PULLMAN —Two studies by WSU scientists rank among the most-cited and most-read papers by other scientists, according to lists recently published by two leading journals.

In its September issue, The Scientist magazine announced that a 2005 paper by WSU’s Matthew Anway, Andrea Cupp, Mehmet Uzumcu and Michael Skinner has already been referred to in 112 other scientific articles. According to the announcement, an “average” paper of the same age and in the same field would have been cited just one or two times during the first two years after its publication.

Frequent citation “means you’ve made an observation that’s probably being picked up by researchers in a lotof different fields. The impact is high because it influences work in many fields,” said research team leader
Skinner.

He said his group’s paper is being cited by researchers working in toxicology, evolutionary biology, and basic biomedical science, among others.

The original paper, published in the Journal Science, showed that in utero exposure to certain environmental toxins causes health problems in male rats that can be passed on to future generations. It sparked a surge of interest in how the environment might affect inherited predisposition to disease and in the burgeoning field of “epigenetics,” the study of how chemical modifications of DNA (rather than mutations in DNA sequences) affect development and health.

“It offered a mechanism for how environment can influence the epigenome,” said Skinner. “It also suggested, to everybody’s surprise, that disease may be due as much to environmental influences as to gene mutations.”
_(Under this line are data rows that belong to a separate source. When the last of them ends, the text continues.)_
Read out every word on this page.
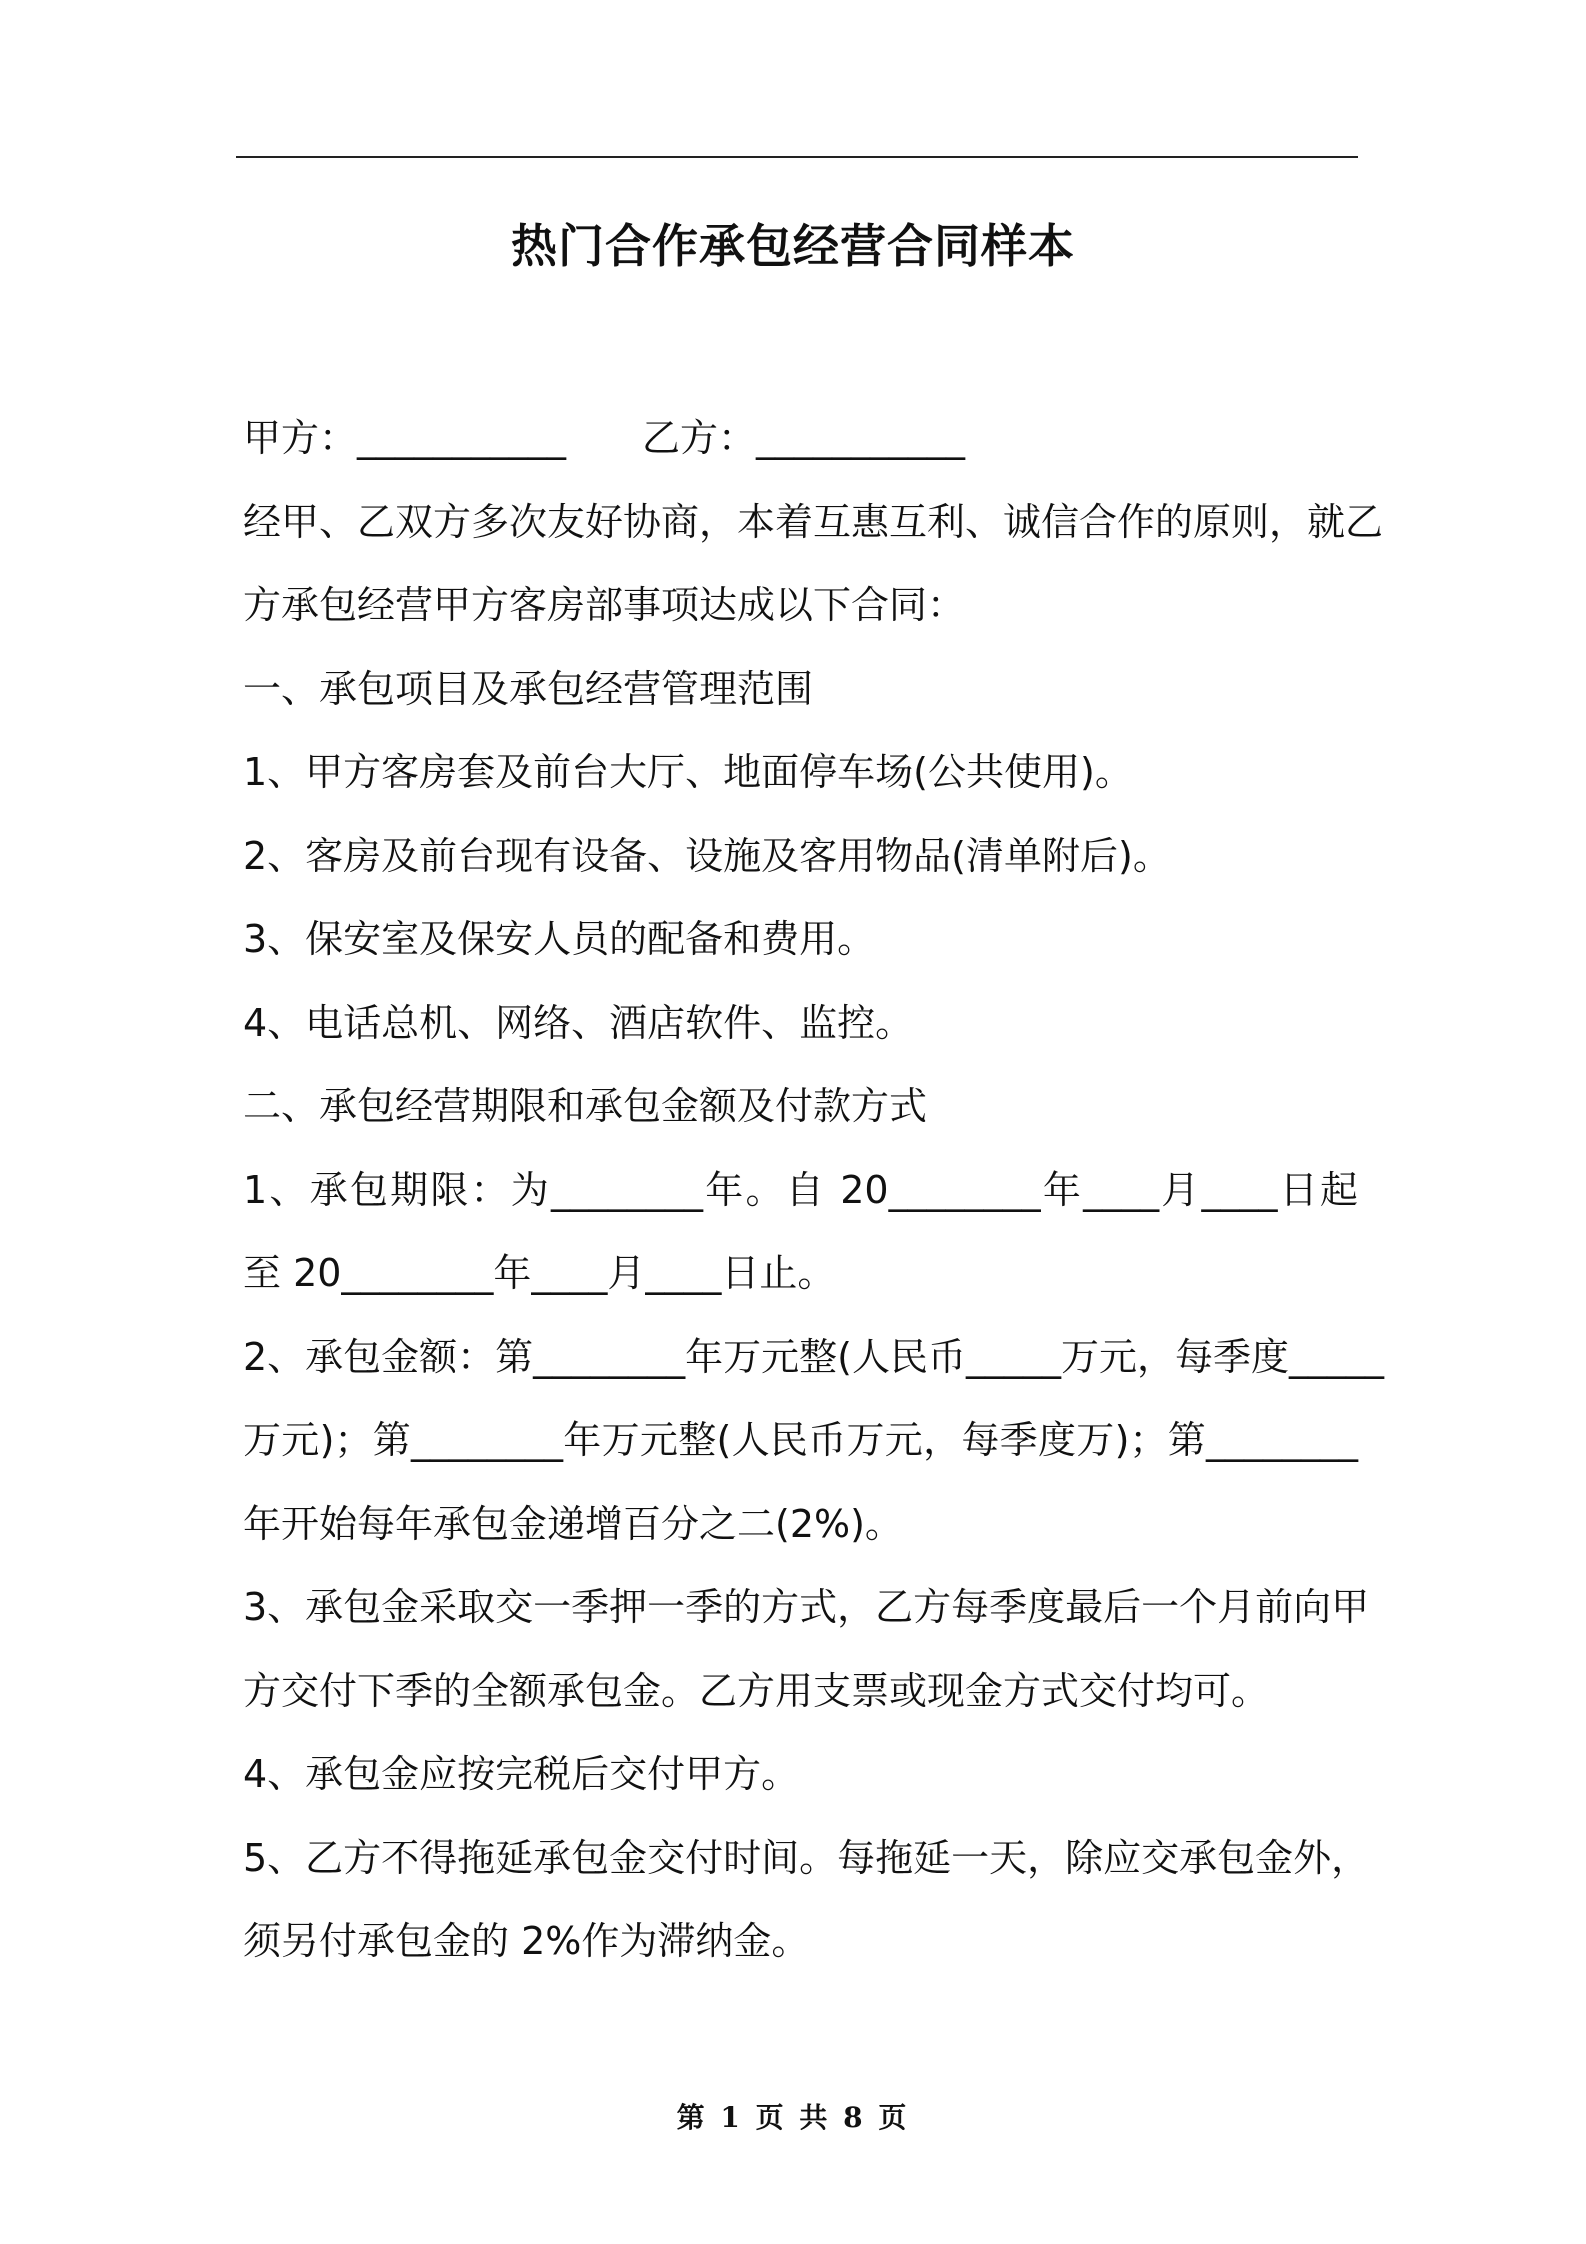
热门合作承包经营合同样本
甲方：___________ 乙方：___________
经甲、乙双方多次友好协商，本着互惠互利、诚信合作的原则，就乙
方承包经营甲方客房部事项达成以下合同：
一、承包项目及承包经营管理范围
1、甲方客房套及前台大厅、地面停车场(公共使用)。
2、客房及前台现有设备、设施及客用物品(清单附后)。
3、保安室及保安人员的配备和费用。
4、电话总机、网络、酒店软件、监控。
二、承包经营期限和承包金额及付款方式
1、承包期限：为________年。自 20________年____月____日起
至 20________年____月____日止。
2、承包金额：第________年万元整(人民币_____万元，每季度_____
万元)；第________年万元整(人民币万元，每季度万)；第________
年开始每年承包金递增百分之二(2%)。
3、承包金采取交一季押一季的方式，乙方每季度最后一个月前向甲
方交付下季的全额承包金。乙方用支票或现金方式交付均可。
4、承包金应按完税后交付甲方。
5、乙方不得拖延承包金交付时间。每拖延一天，除应交承包金外，
须另付承包金的 2%作为滞纳金。
第 1 页 共 8 页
Additionally, in early September, Nature magazine announced that a study co-authored by WSU’s Bryan Thines, John Browse and Yajie Niu made its “Top Ten” list of the papers most frequently downloaded by visitors to the magazine’s Web site in August. In the article, which was published in July, 2007, the WSU researchers and colleagues at Michigan State University identified a family of proteins that allow plants to perceive and respond to the hormone jasmonate, which plays a key role in plant reproduction and defense. Despite its significance in plant biology, the chemical steps that convert the hormonal signal into cellular action had not previously been known.

The papers:

– “Epigenetic transgenerational actions of endocrine disruptors and male fertility,” by M.D. Anway, et al. Science, volume 308, pages 1466-1469, June 3, 2005.

The WSY press release about the 2005 paper is available at http://researchnews.wsu.edu/health/79.html, and a short feature describing the genesis of the work can be found at http://researchnews.wsu.edu/health/97.html.

– “JAZ repressor proteins are targets of the SCFCOI1 complex during jasmonate signalling,” by Bryan Thines, et al. Nature, volume 448, pages 661-665, July 18, 2007.